A term referring to part of a spectrum of gestational trophoblastic disease, i.e. neoplastic growths of elements of tissue present in the placenta. Abnormal cytogenetics results in hyperplasia of the trophoblastic villi. The compromises that the mother's immune system has to make to permit pregnancy render this otherwise foreign tissue dangerous, though less so than choriocarcinoma.
Hydatidiform moles, particularly complete moles, carry a risk of invasion and/or metastasis (15% in complete mole, 0.5% in partial mole) and more rarely progression to choriocarcinoma (3% in complete mole, rarely seen in partial mole). Nowadays, in the West, most are detected early by obstetric ultrasound scans.
Hydatidiform moles are followed-up with monitoring of serum β-hCG levels to make ensure that there is no residual or metastatic foci following evacuation of products of conception. Avoidance of pregnancy for 6 months is advised to avoid confusion.
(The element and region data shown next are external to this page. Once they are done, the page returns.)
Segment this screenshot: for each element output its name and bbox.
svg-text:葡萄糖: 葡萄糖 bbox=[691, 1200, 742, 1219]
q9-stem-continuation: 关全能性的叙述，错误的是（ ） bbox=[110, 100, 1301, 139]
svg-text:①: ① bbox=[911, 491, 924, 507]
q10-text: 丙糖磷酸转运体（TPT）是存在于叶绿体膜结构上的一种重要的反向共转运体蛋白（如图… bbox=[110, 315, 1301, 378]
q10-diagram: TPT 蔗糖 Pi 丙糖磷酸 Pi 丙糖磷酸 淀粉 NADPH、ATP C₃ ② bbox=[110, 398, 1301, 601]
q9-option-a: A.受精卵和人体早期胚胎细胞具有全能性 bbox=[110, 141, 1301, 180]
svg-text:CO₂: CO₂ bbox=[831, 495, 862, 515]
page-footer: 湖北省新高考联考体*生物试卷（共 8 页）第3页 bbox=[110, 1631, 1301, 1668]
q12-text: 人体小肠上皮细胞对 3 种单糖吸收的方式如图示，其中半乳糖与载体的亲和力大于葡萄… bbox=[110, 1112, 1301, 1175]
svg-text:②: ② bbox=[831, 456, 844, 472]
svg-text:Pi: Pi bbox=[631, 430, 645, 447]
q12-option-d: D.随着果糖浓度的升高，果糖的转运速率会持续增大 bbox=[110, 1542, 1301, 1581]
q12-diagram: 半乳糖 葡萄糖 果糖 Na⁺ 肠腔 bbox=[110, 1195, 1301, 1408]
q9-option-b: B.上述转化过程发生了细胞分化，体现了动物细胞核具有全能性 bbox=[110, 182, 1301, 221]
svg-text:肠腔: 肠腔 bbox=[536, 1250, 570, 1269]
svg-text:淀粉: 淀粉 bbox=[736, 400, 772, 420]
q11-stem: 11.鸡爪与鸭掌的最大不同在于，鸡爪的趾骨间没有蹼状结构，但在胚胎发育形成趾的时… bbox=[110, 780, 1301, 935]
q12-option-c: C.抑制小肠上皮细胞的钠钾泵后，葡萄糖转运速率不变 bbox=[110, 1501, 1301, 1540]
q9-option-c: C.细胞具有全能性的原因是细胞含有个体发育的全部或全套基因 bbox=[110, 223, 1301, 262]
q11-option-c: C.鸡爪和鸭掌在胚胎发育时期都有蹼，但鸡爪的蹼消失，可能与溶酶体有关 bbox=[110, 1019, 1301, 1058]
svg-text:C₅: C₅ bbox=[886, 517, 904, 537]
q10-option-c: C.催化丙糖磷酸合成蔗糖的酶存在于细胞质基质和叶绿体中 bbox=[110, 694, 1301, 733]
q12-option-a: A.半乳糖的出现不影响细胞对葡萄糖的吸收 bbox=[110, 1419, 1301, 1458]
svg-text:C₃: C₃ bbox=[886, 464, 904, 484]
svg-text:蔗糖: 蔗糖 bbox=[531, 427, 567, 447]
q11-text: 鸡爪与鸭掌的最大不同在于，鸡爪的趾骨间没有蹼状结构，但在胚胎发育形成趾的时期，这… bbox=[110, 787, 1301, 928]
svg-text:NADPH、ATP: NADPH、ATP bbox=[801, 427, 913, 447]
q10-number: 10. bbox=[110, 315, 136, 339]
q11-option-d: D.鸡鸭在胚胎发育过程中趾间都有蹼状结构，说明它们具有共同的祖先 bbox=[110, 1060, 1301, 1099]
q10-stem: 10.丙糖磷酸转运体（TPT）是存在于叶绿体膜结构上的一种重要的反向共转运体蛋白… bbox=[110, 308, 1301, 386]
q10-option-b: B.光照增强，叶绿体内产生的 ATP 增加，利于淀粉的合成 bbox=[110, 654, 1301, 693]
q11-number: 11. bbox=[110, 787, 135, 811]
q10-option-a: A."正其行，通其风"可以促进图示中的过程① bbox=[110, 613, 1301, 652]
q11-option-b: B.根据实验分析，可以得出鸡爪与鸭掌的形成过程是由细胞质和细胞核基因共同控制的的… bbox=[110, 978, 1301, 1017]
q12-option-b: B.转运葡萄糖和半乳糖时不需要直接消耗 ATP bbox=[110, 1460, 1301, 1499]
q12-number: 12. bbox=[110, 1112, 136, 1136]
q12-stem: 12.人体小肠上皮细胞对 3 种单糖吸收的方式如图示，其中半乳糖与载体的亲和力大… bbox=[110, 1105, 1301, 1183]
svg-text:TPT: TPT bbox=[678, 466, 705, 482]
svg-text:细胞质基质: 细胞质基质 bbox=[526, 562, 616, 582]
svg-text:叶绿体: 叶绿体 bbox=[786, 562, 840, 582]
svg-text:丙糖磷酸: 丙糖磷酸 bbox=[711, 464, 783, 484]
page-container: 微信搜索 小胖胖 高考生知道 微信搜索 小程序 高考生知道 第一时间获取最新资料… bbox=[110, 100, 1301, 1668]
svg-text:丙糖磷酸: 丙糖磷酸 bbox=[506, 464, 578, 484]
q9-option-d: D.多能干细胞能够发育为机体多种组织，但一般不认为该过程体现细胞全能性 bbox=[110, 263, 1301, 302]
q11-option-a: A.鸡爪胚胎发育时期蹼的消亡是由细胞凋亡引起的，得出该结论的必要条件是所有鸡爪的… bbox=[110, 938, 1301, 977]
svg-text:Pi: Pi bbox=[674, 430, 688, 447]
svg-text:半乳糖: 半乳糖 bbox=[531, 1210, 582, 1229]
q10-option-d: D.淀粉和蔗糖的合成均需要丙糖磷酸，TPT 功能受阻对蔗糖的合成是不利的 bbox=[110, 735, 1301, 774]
The characteristic appearance is of a mass of cysts or bubbles. Hydatidiform moles are classified into partial and complete. Partial moles are non-viable embryos with abnormal trophoblastic growth while complete moles are represent abnormal trophoblastic disease with paternally-derived (androgenetic) genetic material.
Partial moles are generally the result of a triploid conceptuses, i.e. where there are two complements of paternal genetic material and one from the mother (though the reverse maternal/paternal ratios have been described, as have been tetraploid variants). This results in a non-viable embryo along with abnormal trophoblastic proliferation. Miscarriage or evacuation of retained products of conception generally resolve the problem. Rarely, chemotherapy is required for persistent partial moles.
- Fetal parts may be present
- Normal admixed chorionic villi present
- Scalloping of villi (such that the appearances sometimes describes as the coast of Norway)
- Vessels may contain nucleated (fetal) red blood cells
Complete moles are thought to be formed by fertilisation of an ovum that lacks nuclear material due to aberrant meiosis. Fertilisation by a 23X sperm results in duplication of the paternal genetic material to form a 46XX genotype (but with maternal mitochondrial DNA). Occasionally, simultaneous fertilisation by both a 23X and a 23Y sperm results in a heterozygous 46XX or 46XY genotype (and triploid and tetraploid variants are also rarely seen). Some genetic material vital for embryogenesis is thought to be inactivated during spermatogenesis. Therefore, in the absence of maternal nuclear material, an embryo does not form, but trophoblastic tissue proliferates. Like normal placental tissue, hydatidiform moles secrete human chorionic gonadotropin (hCG), resulting in serum levels of up to several thousands units. This may manifest clinically as hyperemesis. Evacuation of the mole may be sufficient to cure the disease, but the properties of trophoblast that allow controlled invasion of the endometrium may become dysregulated and result in local invasion and distant metastasis, though they are not as malignant as cancerous tissue. Chemotherapy may be required.
- Absence of amnion and fetal tissue (fetal red blood cells implies partial mole)
- Changes in the morphology chorionic villi (may vary with gestation):
- Invaginations that may appear as pseudoinclusions (not to mistaken with scalloping of partial mole)
- Karyorrhectic nuclear debris within villi
- Excessive trophoblastic proliferation in a circumferential pattern (as opposed to the normal polar proliferation) and with nuclear pleomorphism.
- Absence of p57kip2 immunohistochemical staining. This is a paternally imprinted gene, i.e. it is epigenetically inactivated. As all nuclear genetic material (mitochondrial DNA excluded) is paternal derived, in a complete mole, p57 staining will be negative.